Titled ‘Update Launch Dates for STS-125 and subs,’ the presentation deals with the resulting downstream impacts of STS-122’s move to February 7, 2008.

The changes push Atlantis’ next mission (STS-125 to service Hubble) from August 7 to August 28 – although memos note this could eventually move into September – as observed on some planning manifests.

Endeavour’s LON (Launch On Need) rescue role for STS-125 – tagged STS-400 – has a NET (No Earlier Than) launch date of September 4, moving from August 14, although she will take up residence at Pad 39B, for the last time by a shuttle due to the pad’s role for the Ares I-X test flight – ahead of Atlantis’ launch, due to the lack of safe haven at the ISS during the Hubble mission.

Once Endeavour is stood down from her rescue role, she will then undergo a mini rollback, before being placed on Launch Pad 39A for her primary flight, STS-126 – itself a highly interesting logistics flight to the ISS.

The mission will be the heaviest logistics flight ever, involving practically everything the ISS requires for a six person crew – including the kitchen sink – while also debuting a re-entry experiment.

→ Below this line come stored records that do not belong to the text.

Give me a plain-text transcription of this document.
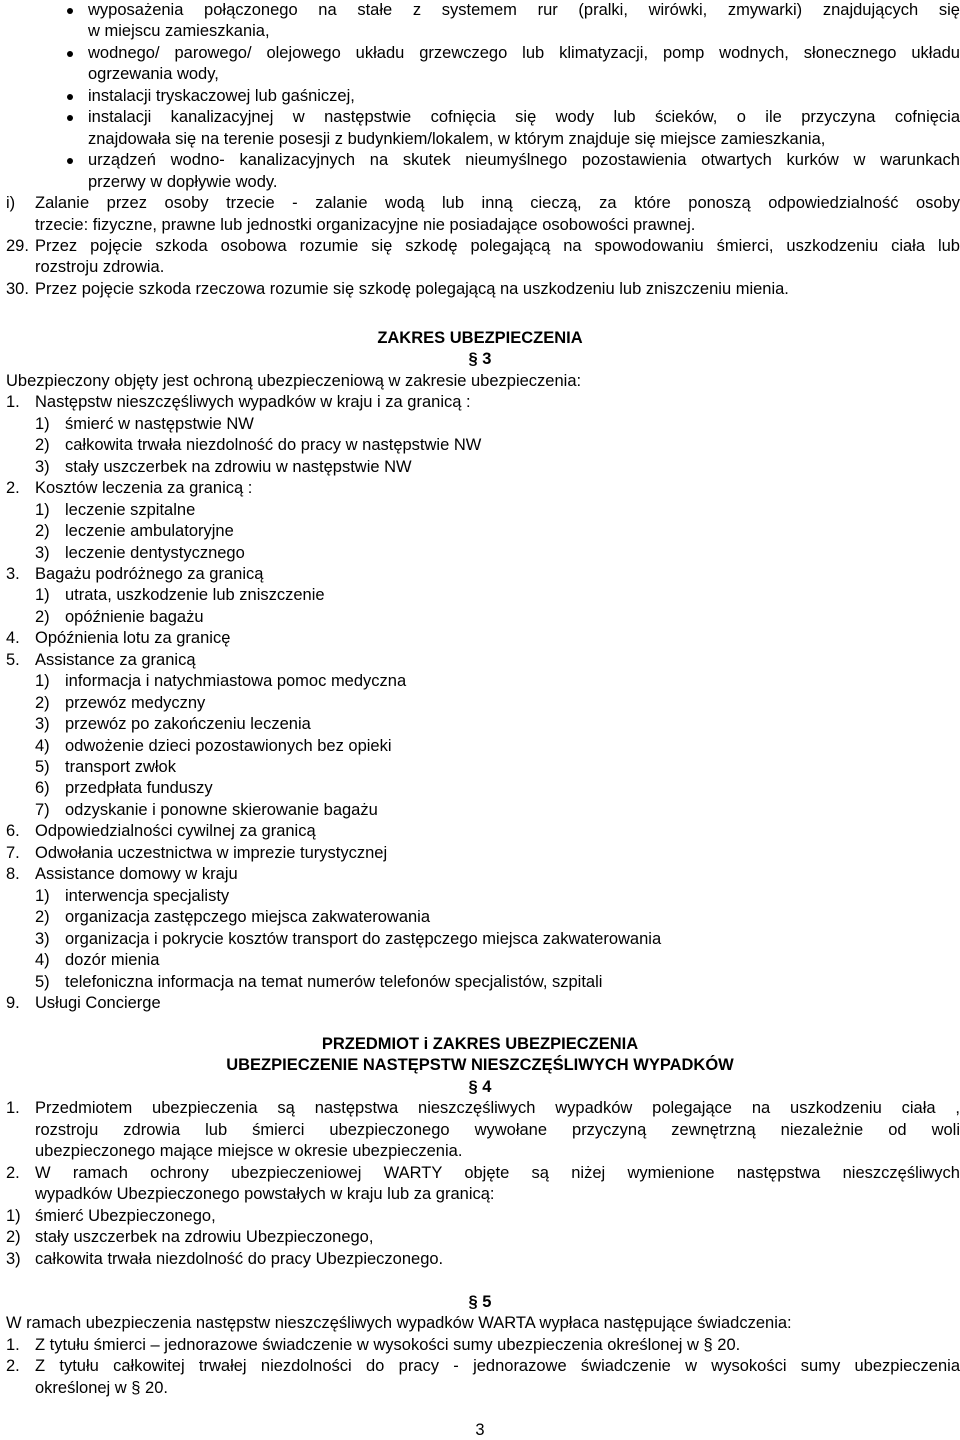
wyposażenia połączonego na stałe z systemem rur (pralki, wirówki, zmywarki) znajdujących się
w miejscu zamieszkania,
wodnego/ parowego/ olejowego układu grzewczego lub klimatyzacji, pomp wodnych, słonecznego układu
ogrzewania wody,
instalacji tryskaczowej lub gaśniczej,
instalacji kanalizacyjnej w następstwie cofnięcia się wody lub ścieków, o ile przyczyna cofnięcia
znajdowała się na terenie posesji z budynkiem/lokalem, w którym znajduje się miejsce zamieszkania,
urządzeń wodno- kanalizacyjnych na skutek nieumyślnego pozostawienia otwartych kurków w warunkach
przerwy w dopływie wody.
i) Zalanie przez osoby trzecie - zalanie wodą lub inną cieczą, za które ponoszą odpowiedzialność osoby
trzecie: fizyczne, prawne lub jednostki organizacyjne nie posiadające osobowości prawnej.
29. Przez pojęcie szkoda osobowa rozumie się szkodę polegającą na spowodowaniu śmierci, uszkodzeniu ciała lub
rozstroju zdrowia.
30. Przez pojęcie szkoda rzeczowa rozumie się szkodę polegającą na uszkodzeniu lub zniszczeniu mienia.
ZAKRES UBEZPIECZENIA
§ 3
Ubezpieczony objęty jest ochroną ubezpieczeniową w zakresie ubezpieczenia:
1. Następstw nieszczęśliwych wypadków w kraju i za granicą :
1) śmierć w następstwie NW
2) całkowita trwała niezdolność do pracy w następstwie NW
3) stały uszczerbek na zdrowiu w następstwie NW
2. Kosztów leczenia za granicą :
1) leczenie szpitalne
2) leczenie ambulatoryjne
3) leczenie dentystycznego
3. Bagażu podróżnego za granicą
1) utrata, uszkodzenie lub zniszczenie
2) opóźnienie bagażu
4. Opóźnienia lotu za granicę
5. Assistance za granicą
1) informacja i natychmiastowa pomoc medyczna
2) przewóz medyczny
3) przewóz po zakończeniu leczenia
4) odwożenie dzieci pozostawionych bez opieki
5) transport zwłok
6) przedpłata funduszy
7) odzyskanie i ponowne skierowanie bagażu
6. Odpowiedzialności cywilnej za granicą
7. Odwołania uczestnictwa w imprezie turystycznej
8. Assistance domowy w kraju
1) interwencja specjalisty
2) organizacja zastępczego miejsca zakwaterowania
3) organizacja i pokrycie kosztów transport do zastępczego miejsca zakwaterowania
4) dozór mienia
5) telefoniczna informacja na temat numerów telefonów specjalistów, szpitali
9. Usługi Concierge
PRZEDMIOT i ZAKRES UBEZPIECZENIA
UBEZPIECZENIE NASTĘPSTW NIESZCZĘŚLIWYCH WYPADKÓW
§ 4
1. Przedmiotem ubezpieczenia są następstwa nieszczęśliwych wypadków polegające na uszkodzeniu ciała ,
rozstroju zdrowia lub śmierci ubezpieczonego wywołane przyczyną zewnętrzną niezależnie od woli
ubezpieczonego mające miejsce w okresie ubezpieczenia.
2. W ramach ochrony ubezpieczeniowej WARTY objęte są niżej wymienione następstwa nieszczęśliwych
wypadków Ubezpieczonego powstałych w kraju lub za granicą:
1) śmierć Ubezpieczonego,
2) stały uszczerbek na zdrowiu Ubezpieczonego,
3) całkowita trwała niezdolność do pracy Ubezpieczonego.
§ 5
W ramach ubezpieczenia następstw nieszczęśliwych wypadków WARTA wypłaca następujące świadczenia:
1. Z tytułu śmierci – jednorazowe świadczenie w wysokości sumy ubezpieczenia określonej w § 20.
2. Z tytułu całkowitej trwałej niezdolności do pracy - jednorazowe świadczenie w wysokości sumy ubezpieczenia
określonej w § 20.
3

According to the PRCB presentation, STS-126 has moved from September 18 to October 16, which also causes STS-119 – with Discovery – to slip to December 4, from November 6.

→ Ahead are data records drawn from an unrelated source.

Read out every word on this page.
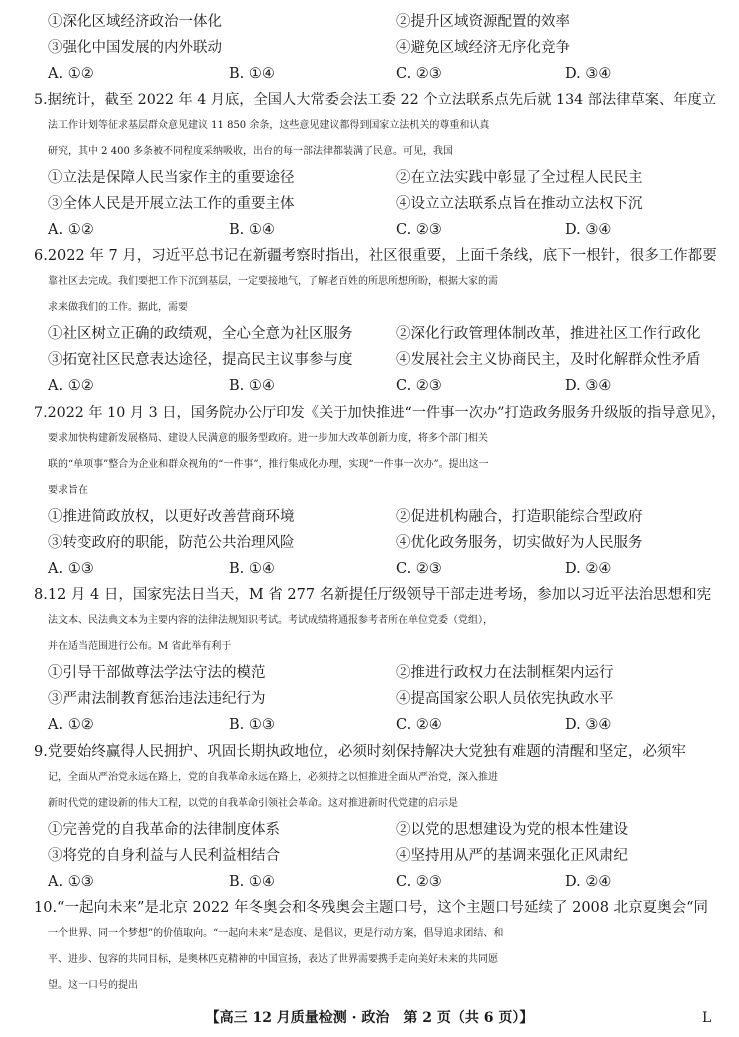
①深化区域经济政治一体化	②提升区域资源配置的效率
③强化中国发展的内外联动	④避免区域经济无序化竞争
A. ①②	B. ①④	C. ②③	D. ③④
5.据统计，截至 2022 年 4 月底，全国人大常委会法工委 22 个立法联系点先后就 134 部法律草案、年度立
法工作计划等征求基层群众意见建议 11 850 余条，这些意见建议都得到国家立法机关的尊重和认真
研究，其中 2 400 多条被不同程度采纳吸收，出台的每一部法律都装满了民意。可见，我国
①立法是保障人民当家作主的重要途径	②在立法实践中彰显了全过程人民民主
③全体人民是开展立法工作的重要主体	④设立立法联系点旨在推动立法权下沉
A. ①②	B. ①④	C. ②③	D. ③④
6.2022 年 7 月，习近平总书记在新疆考察时指出，社区很重要，上面千条线，底下一根针，很多工作都要
靠社区去完成。我们要把工作下沉到基层，一定要接地气，了解老百姓的所思所想所盼，根据大家的需
求来做我们的工作。据此，需要
①社区树立正确的政绩观，全心全意为社区服务	②深化行政管理体制改革，推进社区工作行政化
③拓宽社区民意表达途径，提高民主议事参与度	④发展社会主义协商民主，及时化解群众性矛盾
A. ①②	B. ①④	C. ②③	D. ③④
7.2022 年 10 月 3 日，国务院办公厅印发《关于加快推进“一件事一次办”打造政务服务升级版的指导意见》，
要求加快构建新发展格局、建设人民满意的服务型政府。进一步加大改革创新力度，将多个部门相关
联的“单项事”整合为企业和群众视角的“一件事”，推行集成化办理，实现“一件事一次办”。提出这一
要求旨在
①推进简政放权，以更好改善营商环境	②促进机构融合，打造职能综合型政府
③转变政府的职能，防范公共治理风险	④优化政务服务，切实做好为人民服务
A. ①③	B. ①④	C. ②③	D. ②④
8.12 月 4 日，国家宪法日当天，M 省 277 名新提任厅级领导干部走进考场，参加以习近平法治思想和宪
法文本、民法典文本为主要内容的法律法规知识考试。考试成绩将通报参考者所在单位党委（党组），
并在适当范围进行公布。M 省此举有利于
①引导干部做尊法学法守法的模范	②推进行政权力在法制框架内运行
③严肃法制教育惩治违法违纪行为	④提高国家公职人员依宪执政水平
A. ①②	B. ①③	C. ②④	D. ③④
9.党要始终赢得人民拥护、巩固长期执政地位，必须时刻保持解决大党独有难题的清醒和坚定，必须牢
记，全面从严治党永远在路上，党的自我革命永远在路上，必须持之以恒推进全面从严治党，深入推进
新时代党的建设新的伟大工程，以党的自我革命引领社会革命。这对推进新时代党建的启示是
①完善党的自我革命的法律制度体系	②以党的思想建设为党的根本性建设
③将党的自身利益与人民利益相结合	④坚持用从严的基调来强化正风肃纪
A. ①③	B. ①④	C. ②③	D. ②④
10.“一起向未来”是北京 2022 年冬奥会和冬残奥会主题口号，这个主题口号延续了 2008 北京夏奥会“同
一个世界、同一个梦想”的价值取向。“一起向未来”是态度、是倡议，更是行动方案，倡导追求团结、和
平、进步、包容的共同目标，是奥林匹克精神的中国宣扬，表达了世界需要携手走向美好未来的共同愿
望。这一口号的提出
【高三 12 月质量检测 · 政治　第 2 页（共 6 页）】	L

These changes still allow for six missions in 2008, although it does not take into account an ongoing evaluation at the Michoud Assembly Facility (MAF), relating to production problems with ET-128 – the first tank to have a titanium modification to its Ice Frost Ramps (IFRs).

Lockheed Martin managers are still working on a refined delivery date for the tank, which has been documented several times over the previous month as ‘weeks’ down on its required delivery date that would allow STS-124 to launch in its allotted window in April – with processing timelines showing the launch will be pushed out into May.

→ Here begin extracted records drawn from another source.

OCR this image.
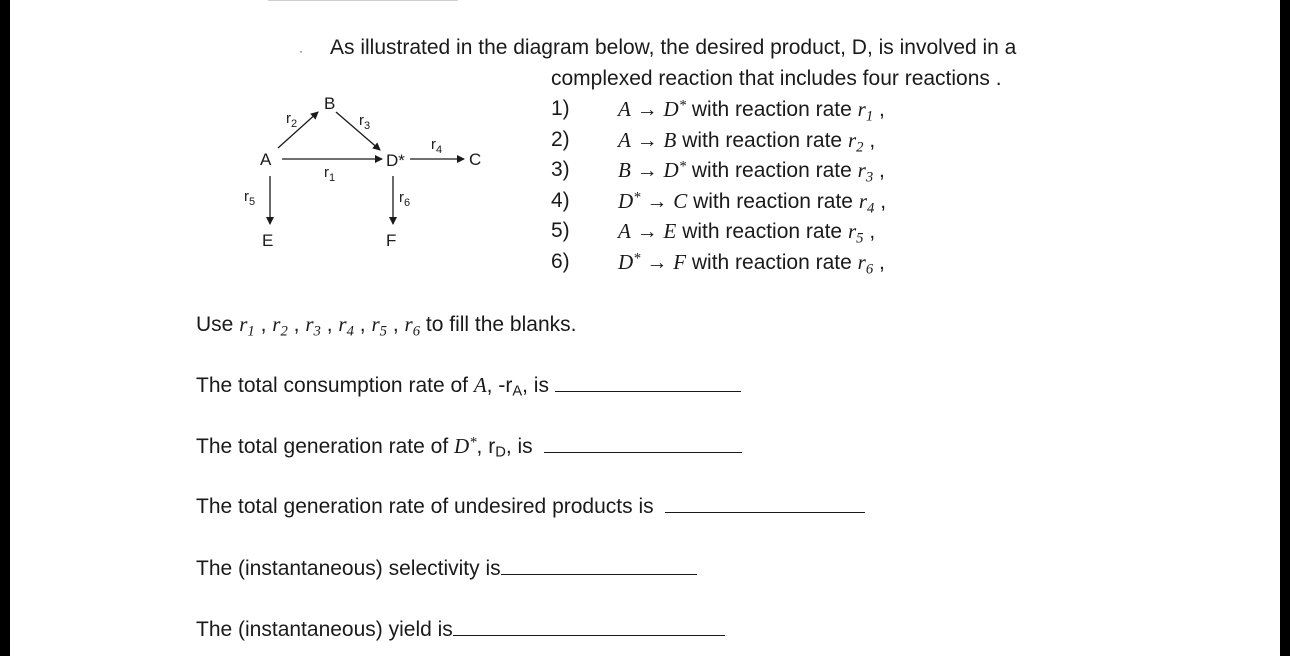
· As illustrated in the diagram below, the desired product, D, is involved in a
complexed reaction that includes four reactions .
A
B
D*	C
E	F
$r_2$	$r_3$
$r_4$
$r_1$
$r_5$	$r_6$
1) A → D* with reaction rate $r_1$ ,
2) A → B with reaction rate $r_2$ ,
3) B → D* with reaction rate $r_3$ ,
4) D* → C with reaction rate $r_4$ ,
5) A → E with reaction rate $r_5$ ,
6) D* → F with reaction rate $r_6$ ,
Use $r_1$ , $r_2$ , $r_3$ , $r_4$ , $r_5$ , $r_6$ to fill the blanks.
The total consumption rate of A, -rA, is
The total generation rate of D*, rD, is
The total generation rate of undesired products is
The (instantaneous) selectivity is
The (instantaneous) yield is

‘These dates are based on vehicle processing at KSC. They do not avoid all the manifest constraints,’ added the presentation. ‘Continue to identify constraints, recovery plans, and decision points to prevent negative work and maximize supportability to the space station and HST.’

Refinements to launch dates will – as always – continue to occur over the coming months, though there is no schedule pressure involved. Even if the program sticks to the 2010 retirement date for the fleet, there is enough margin to even allow two of 2008’s flights to slip into 2009 – which is not the case at present, even after STS-122’s delay.